Ich halte ihr die Hand vor den Mund. "Keine versauten Sachen, ich bitte dich."
"Na wenn du meinst." Sie zuckt mit den Schultern und scheint irgendetwas entdeckt zu haben. Als sie aufsteht, tue ich es ihr gleich, um meine Beine am Einschlafen zu hindern.
Kurz wühlt sie in einem Stapel und hält schließlich triumphierend eine rote Fliege in die Höhe.
"C, die musst du anziehen! Wenn du das Hemd dort vorn", sie weist auf ein frisch gebügeltes schwarzes Hemd, "dazu anhast - das wird total scharf aussehen!"
Mir ist es noch nicht möglich, ihre Begeisterung zu teilen. Im weitesten Sinne enden wir alle knutschend in irgendeiner Ecke oder tanzend auf dem Tisch. Es geht nur darum, zu sehen, wer mit wem hin kommt und schließlich wieder verschwindet. Das Ganze muss aber unbedingt mit der Geräuschkulisse eines Football-Stadions passieren, am besten mit lauter Musik und Menschen, die letztlich viel zu viel Alkohol im Blut haben.
Keine Ahnung, was daran so toll ist.
Da der Homecoming Ball am Freitag, also in zwei Tagen, stattfindet, wollte Kathy mir heute ein Outfit heraussuchen.
Und da ihres aus einem roten Kleid besteht, dass sie hätte tragen können, wenn sie mit dem Präsidenten gegessen hätte, geht sie davon aus, dass ich gewillt bin, eine rote Fliege zu tragen.
Was ich mich dabei frage: Wann hat Maryse mir die denn untergejubelt? Soweit ich mich erinnern kann, trage ich keine Fliegen.

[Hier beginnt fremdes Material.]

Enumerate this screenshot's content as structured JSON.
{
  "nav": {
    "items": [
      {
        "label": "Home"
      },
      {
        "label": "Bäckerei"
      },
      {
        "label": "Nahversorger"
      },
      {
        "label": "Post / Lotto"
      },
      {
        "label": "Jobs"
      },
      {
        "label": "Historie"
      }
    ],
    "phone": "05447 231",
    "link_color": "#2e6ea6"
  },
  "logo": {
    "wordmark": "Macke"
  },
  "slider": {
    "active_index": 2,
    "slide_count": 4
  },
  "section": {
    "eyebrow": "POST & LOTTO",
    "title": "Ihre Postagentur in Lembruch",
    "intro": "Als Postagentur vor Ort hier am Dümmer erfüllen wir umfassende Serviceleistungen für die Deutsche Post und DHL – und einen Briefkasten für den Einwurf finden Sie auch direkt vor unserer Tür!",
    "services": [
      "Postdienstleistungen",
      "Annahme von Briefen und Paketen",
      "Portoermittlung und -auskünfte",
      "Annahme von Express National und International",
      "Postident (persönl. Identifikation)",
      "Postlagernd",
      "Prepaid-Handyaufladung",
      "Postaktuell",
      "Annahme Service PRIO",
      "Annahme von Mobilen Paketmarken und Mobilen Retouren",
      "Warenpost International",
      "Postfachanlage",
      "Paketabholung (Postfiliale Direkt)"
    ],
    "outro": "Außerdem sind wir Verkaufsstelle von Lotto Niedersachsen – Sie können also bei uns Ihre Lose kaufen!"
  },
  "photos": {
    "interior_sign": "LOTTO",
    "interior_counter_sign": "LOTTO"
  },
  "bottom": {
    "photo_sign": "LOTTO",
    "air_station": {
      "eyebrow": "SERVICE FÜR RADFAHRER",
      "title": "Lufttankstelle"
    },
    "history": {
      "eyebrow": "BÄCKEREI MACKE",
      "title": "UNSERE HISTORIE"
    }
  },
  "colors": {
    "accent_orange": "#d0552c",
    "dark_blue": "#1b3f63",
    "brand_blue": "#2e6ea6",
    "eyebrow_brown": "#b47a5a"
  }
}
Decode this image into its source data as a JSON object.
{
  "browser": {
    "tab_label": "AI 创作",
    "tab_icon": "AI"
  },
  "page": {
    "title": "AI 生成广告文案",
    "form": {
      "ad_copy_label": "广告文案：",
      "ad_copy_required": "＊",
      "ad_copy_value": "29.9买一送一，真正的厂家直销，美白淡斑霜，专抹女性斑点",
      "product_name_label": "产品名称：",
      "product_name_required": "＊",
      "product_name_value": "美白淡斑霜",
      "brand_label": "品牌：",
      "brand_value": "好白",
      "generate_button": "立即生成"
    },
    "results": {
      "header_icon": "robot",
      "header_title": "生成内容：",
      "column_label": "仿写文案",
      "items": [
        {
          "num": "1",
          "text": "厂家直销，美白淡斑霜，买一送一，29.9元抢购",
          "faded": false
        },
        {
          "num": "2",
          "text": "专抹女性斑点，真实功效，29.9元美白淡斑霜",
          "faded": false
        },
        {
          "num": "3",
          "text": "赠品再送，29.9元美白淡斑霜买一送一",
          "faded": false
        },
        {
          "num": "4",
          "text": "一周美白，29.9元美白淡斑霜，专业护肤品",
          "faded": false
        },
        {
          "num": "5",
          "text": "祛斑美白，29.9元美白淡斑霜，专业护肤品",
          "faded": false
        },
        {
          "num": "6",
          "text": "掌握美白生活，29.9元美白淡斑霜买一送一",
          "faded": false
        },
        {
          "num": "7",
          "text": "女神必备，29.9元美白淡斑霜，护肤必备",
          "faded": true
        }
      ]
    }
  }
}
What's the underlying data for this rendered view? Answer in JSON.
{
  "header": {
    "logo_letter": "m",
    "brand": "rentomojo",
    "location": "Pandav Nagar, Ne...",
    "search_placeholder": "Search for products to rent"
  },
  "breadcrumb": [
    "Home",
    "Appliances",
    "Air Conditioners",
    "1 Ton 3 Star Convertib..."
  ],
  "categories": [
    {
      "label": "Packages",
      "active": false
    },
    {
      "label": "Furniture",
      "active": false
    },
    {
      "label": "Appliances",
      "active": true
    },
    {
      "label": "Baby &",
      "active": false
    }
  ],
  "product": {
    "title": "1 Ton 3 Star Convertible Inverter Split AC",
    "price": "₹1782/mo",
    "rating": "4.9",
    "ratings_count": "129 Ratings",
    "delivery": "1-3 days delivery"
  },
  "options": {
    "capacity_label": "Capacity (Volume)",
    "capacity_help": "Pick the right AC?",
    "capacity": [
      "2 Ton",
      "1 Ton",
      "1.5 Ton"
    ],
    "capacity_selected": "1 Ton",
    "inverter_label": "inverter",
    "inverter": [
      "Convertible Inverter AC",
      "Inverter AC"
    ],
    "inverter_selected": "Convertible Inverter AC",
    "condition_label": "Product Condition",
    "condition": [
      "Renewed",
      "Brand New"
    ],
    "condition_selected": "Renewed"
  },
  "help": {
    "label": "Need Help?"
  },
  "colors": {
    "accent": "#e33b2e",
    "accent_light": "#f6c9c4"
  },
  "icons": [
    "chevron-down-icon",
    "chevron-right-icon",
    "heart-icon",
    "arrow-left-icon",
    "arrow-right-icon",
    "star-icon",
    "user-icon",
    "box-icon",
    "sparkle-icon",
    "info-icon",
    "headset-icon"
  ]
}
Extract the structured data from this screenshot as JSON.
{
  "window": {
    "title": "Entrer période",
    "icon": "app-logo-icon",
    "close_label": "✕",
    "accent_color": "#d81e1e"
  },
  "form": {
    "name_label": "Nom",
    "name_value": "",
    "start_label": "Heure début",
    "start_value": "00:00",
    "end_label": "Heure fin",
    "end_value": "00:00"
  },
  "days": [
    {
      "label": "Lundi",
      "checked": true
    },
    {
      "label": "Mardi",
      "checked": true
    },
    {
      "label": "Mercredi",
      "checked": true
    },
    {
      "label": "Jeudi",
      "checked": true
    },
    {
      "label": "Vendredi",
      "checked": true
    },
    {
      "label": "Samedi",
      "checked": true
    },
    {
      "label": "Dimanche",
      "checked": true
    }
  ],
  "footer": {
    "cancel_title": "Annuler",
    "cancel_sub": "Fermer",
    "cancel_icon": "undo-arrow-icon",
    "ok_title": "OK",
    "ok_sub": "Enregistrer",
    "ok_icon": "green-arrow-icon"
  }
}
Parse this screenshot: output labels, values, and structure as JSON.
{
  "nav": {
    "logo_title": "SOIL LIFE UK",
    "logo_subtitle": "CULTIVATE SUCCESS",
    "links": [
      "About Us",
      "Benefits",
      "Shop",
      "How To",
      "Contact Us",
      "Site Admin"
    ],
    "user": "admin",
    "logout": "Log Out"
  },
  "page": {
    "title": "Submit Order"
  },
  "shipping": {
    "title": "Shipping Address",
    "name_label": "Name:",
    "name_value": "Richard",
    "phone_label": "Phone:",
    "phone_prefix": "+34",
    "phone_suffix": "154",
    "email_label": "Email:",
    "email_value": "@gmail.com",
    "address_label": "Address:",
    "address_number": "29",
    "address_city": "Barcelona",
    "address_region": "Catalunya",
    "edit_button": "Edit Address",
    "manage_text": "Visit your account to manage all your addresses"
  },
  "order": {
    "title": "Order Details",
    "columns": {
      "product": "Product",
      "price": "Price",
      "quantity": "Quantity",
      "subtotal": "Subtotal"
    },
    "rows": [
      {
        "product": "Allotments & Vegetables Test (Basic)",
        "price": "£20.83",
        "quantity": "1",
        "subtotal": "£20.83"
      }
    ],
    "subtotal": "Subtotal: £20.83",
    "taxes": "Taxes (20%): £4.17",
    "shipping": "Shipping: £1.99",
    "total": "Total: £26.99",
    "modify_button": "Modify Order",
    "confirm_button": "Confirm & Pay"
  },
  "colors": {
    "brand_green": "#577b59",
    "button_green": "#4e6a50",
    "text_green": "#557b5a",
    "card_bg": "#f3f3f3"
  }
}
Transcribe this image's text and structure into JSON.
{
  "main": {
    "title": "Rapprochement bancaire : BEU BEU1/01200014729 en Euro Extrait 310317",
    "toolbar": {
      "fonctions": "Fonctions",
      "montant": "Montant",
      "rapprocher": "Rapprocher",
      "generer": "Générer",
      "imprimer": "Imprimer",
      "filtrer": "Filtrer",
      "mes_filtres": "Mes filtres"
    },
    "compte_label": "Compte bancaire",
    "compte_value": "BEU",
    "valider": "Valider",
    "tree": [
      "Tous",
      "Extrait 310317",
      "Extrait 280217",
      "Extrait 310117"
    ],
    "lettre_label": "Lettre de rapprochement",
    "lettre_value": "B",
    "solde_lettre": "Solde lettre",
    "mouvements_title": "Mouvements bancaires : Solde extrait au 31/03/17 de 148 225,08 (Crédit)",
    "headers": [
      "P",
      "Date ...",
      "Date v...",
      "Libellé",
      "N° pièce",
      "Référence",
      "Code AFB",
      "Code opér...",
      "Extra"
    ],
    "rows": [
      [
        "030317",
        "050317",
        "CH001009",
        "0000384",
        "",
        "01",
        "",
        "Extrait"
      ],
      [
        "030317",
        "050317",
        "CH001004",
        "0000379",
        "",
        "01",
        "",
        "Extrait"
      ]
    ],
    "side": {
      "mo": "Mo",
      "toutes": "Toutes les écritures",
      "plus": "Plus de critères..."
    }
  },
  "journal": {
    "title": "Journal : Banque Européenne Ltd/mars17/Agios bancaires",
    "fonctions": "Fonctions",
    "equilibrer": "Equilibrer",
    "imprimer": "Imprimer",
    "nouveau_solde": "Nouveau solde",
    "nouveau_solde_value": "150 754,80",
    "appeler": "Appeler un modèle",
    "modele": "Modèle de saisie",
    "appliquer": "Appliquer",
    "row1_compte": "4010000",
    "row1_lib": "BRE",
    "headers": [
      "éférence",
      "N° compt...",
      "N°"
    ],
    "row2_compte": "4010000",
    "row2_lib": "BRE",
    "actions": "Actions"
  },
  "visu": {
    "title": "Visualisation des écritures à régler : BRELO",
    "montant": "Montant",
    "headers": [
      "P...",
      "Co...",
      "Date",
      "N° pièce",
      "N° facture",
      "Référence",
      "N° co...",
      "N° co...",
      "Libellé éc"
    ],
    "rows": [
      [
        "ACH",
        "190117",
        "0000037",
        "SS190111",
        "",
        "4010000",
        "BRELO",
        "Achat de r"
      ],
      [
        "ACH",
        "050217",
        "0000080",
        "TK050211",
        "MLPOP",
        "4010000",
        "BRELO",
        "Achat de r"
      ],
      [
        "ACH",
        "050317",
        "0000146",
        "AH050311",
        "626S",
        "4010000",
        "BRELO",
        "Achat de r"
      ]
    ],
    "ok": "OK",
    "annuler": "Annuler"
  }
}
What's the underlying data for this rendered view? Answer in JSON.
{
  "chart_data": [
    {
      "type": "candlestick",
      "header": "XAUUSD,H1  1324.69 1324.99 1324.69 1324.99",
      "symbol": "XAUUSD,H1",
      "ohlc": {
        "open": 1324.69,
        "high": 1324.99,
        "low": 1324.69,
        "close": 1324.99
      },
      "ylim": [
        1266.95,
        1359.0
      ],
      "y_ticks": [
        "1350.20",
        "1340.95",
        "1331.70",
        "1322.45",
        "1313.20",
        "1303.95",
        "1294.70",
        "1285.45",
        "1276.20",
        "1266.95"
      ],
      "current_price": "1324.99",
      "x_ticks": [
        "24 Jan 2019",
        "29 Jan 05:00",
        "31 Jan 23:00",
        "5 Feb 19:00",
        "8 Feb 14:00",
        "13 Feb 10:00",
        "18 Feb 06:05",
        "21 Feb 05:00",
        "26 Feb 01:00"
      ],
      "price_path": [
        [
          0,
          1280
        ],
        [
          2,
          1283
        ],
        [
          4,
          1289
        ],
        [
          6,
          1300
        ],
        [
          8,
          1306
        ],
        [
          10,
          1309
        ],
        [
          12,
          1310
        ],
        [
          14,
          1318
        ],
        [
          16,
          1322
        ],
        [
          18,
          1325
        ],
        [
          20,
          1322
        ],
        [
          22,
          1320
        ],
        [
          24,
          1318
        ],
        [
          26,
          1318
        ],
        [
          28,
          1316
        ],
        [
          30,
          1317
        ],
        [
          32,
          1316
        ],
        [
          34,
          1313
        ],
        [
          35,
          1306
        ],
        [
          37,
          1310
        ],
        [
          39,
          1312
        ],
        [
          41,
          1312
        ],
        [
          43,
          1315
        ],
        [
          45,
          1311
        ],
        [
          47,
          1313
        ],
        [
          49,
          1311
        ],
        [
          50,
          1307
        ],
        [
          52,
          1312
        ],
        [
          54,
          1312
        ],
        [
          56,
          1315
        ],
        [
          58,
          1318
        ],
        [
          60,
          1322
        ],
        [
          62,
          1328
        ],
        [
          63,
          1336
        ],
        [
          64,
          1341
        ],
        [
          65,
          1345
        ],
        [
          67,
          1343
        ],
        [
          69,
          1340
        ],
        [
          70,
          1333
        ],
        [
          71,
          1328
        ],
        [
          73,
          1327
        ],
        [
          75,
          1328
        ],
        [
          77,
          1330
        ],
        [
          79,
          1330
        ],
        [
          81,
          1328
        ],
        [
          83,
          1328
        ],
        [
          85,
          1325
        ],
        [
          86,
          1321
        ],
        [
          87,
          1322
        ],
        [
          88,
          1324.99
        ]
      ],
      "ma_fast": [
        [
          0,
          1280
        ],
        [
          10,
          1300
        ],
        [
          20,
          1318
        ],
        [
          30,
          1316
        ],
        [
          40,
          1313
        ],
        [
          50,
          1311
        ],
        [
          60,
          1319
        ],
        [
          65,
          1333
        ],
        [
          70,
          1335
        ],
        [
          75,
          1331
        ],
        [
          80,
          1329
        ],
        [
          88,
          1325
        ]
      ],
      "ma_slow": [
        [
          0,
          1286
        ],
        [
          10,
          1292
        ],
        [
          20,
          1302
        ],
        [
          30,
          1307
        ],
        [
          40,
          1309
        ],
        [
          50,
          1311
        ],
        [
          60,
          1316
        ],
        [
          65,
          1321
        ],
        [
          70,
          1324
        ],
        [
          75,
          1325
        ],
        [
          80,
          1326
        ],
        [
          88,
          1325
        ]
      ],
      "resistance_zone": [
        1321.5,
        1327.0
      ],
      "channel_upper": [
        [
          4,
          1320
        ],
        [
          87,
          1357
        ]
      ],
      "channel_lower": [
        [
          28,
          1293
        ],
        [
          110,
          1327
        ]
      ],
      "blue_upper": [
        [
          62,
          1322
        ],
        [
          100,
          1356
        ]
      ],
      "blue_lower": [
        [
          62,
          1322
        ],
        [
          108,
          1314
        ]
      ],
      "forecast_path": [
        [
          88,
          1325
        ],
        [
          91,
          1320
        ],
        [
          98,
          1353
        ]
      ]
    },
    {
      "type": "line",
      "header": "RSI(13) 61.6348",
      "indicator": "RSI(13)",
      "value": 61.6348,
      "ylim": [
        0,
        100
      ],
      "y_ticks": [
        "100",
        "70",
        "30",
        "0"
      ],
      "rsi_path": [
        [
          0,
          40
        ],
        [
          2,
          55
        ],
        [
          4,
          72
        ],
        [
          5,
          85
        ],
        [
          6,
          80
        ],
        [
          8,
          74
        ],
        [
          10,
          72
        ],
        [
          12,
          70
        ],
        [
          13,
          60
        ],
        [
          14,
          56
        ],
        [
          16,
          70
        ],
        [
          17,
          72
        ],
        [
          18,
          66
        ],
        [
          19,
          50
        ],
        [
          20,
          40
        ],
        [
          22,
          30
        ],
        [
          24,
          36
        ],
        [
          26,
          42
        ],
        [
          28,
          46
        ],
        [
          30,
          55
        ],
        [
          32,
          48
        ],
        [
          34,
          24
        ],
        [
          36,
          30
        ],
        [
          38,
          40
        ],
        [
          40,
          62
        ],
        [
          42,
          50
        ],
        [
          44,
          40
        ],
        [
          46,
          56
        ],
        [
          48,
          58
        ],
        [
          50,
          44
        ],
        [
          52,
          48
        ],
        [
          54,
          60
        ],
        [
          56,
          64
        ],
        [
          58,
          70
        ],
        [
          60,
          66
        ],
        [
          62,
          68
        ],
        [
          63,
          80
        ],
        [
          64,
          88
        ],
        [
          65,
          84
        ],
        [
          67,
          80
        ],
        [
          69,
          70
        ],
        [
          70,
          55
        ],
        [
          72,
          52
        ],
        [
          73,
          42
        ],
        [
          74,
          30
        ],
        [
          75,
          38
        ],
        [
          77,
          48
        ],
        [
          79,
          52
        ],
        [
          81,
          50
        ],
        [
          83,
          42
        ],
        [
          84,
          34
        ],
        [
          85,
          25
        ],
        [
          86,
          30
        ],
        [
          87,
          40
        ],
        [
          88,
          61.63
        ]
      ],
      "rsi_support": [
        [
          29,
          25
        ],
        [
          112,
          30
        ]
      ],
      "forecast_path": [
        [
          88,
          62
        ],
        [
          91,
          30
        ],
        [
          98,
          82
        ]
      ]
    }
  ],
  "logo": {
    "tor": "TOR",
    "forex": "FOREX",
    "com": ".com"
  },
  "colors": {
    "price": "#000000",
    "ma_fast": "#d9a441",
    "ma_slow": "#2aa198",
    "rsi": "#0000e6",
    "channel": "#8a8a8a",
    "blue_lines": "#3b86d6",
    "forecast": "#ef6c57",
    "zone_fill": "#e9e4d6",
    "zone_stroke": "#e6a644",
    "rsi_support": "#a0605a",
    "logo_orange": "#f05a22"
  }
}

Niemals.
Kathy kommt, die Fliege immer noch in der Hand haltend, auf mich zu, um sie mir umzubinden. Dass ich oberkörperfrei bin, scheint sie dabei nicht zu stören, ich selbst jedoch trete zwei Schritte zurück und stoße dabei gegen das Bett.
Auf ihren fragenden Blick hin erwidere ich: "Ich muss mir vielleicht erstmal etwas anziehen." Leicht empört kneife ich dabei die Augen zusammen.
Sie schnaubt und zeigt auf das Hemd. "Dann zieh' das an", befiehlt sie mir.
Ihrer Bitte nachgehend und das Hemd überstreifend, mache ich eine ausladende Handbewegung in Richtung des Kleiderhaufens in der Mitte meines Zimmers, den Kathy irgendwann in einzelne kleine Haufen gespalten hat. "Was machen wir damit?", frage ich schließlich, als ich dabei bin, die Knöpfe des Hemdes zu schließen.
"Na wegräumen." Sie zuckt erneut mit den Schultern und tänzelt herum wie ein Huhn beim Balztanz.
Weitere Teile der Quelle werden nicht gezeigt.